Can you help me with this integral by parts and explain me x^3cos^4(x/8) dx

Answer 1

Are you sure that's the correct integral? Because this one looks really nasty

Answer 2

There's a variety of ways to approach this.
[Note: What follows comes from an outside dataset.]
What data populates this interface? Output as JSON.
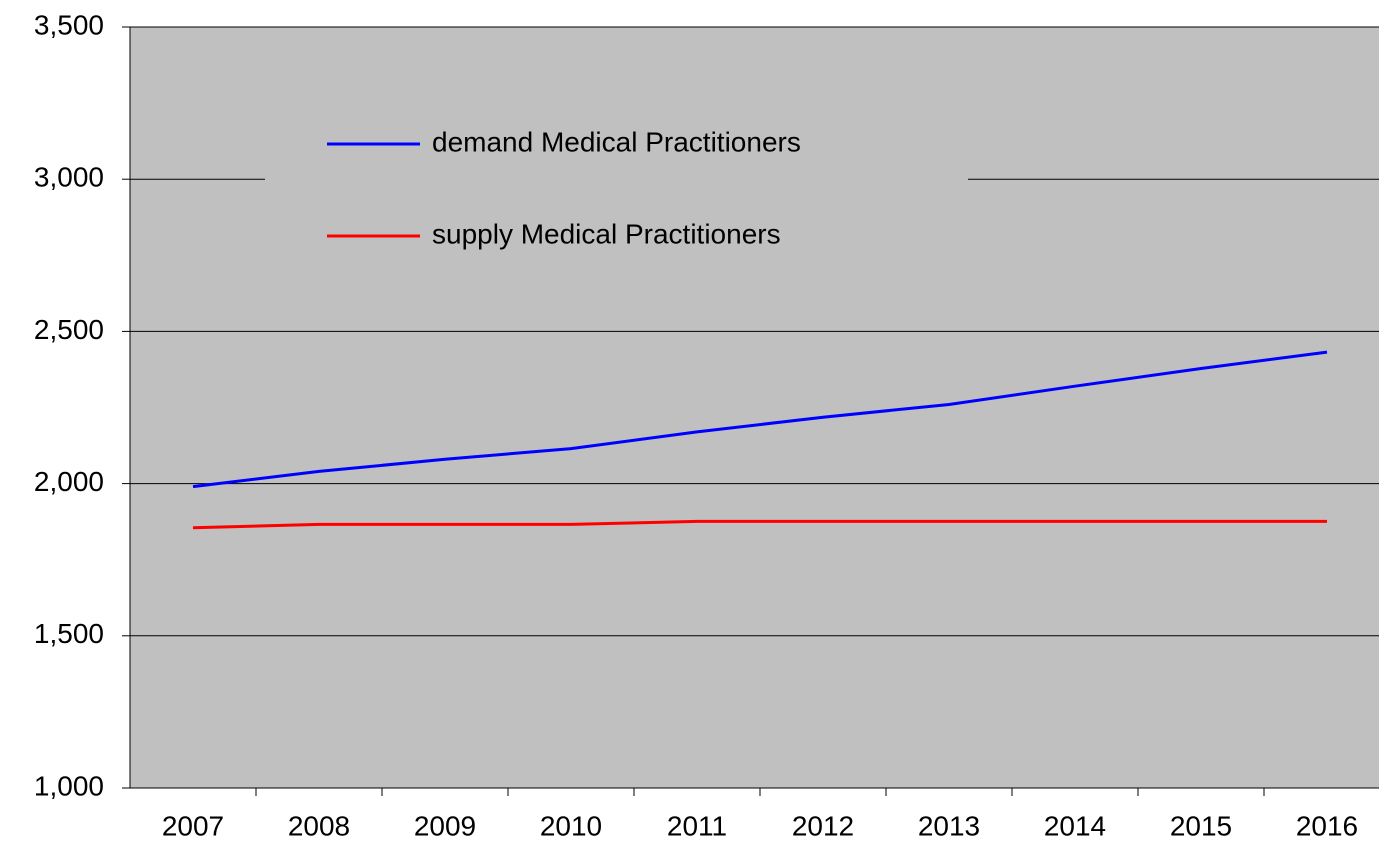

I'd suggest using the half-angle formula to reduce the power of the cosine.
\[\begin{align*}\cos^4\frac{x}{8}&=\left(\frac{1+\cos\dfrac{2x}{8}}{2}\right)^2\\\\
&=\frac{1}{4}+\frac{1}{2}\cos\frac{x}{4}+\frac{1}{4}\cos^2\frac{x}{4}\\\\
&=\frac{1}{4}+\frac{1}{2}\cos\frac{x}{4}+\frac{1}{4}\left(\frac{1+\cos\dfrac{2x}{4}}{2}\right)\\\\
&=\frac{3}{8}+\frac{1}{2}\cos\frac{x}{4}+\frac{1}{8}\cos\frac{x}{2}
\end{align*}\]
Integral:
\[\begin{align*}
\int x^3\cos^4\frac{x}{8}~dx&=\frac{3}{8}\int x^3~dx+\frac{1}{2}\int x^3\cos\frac{x}{4}~dx+\frac{1}{8}\int x^3\cos\frac{x}{2}~dx\\\\
&=\frac{3}{32}x^4+\frac{1}{2}\int x^3\cos\frac{x}{4}~dx+\frac{1}{8}\int x^3\cos\frac{x}{2}~dx
\end{align*}\]
For the cosine integrals, when you integrate by parts be sure to use
\[\begin{matrix}
u=x^3&&&dv=\cos\frac{x}{n}\\\\
du=3x^2~dx&&&v=n\sin\frac{x}{n}
\end{matrix}\]
where \(u\) will be the power of \(x\) and \(v\) will be the trig factor.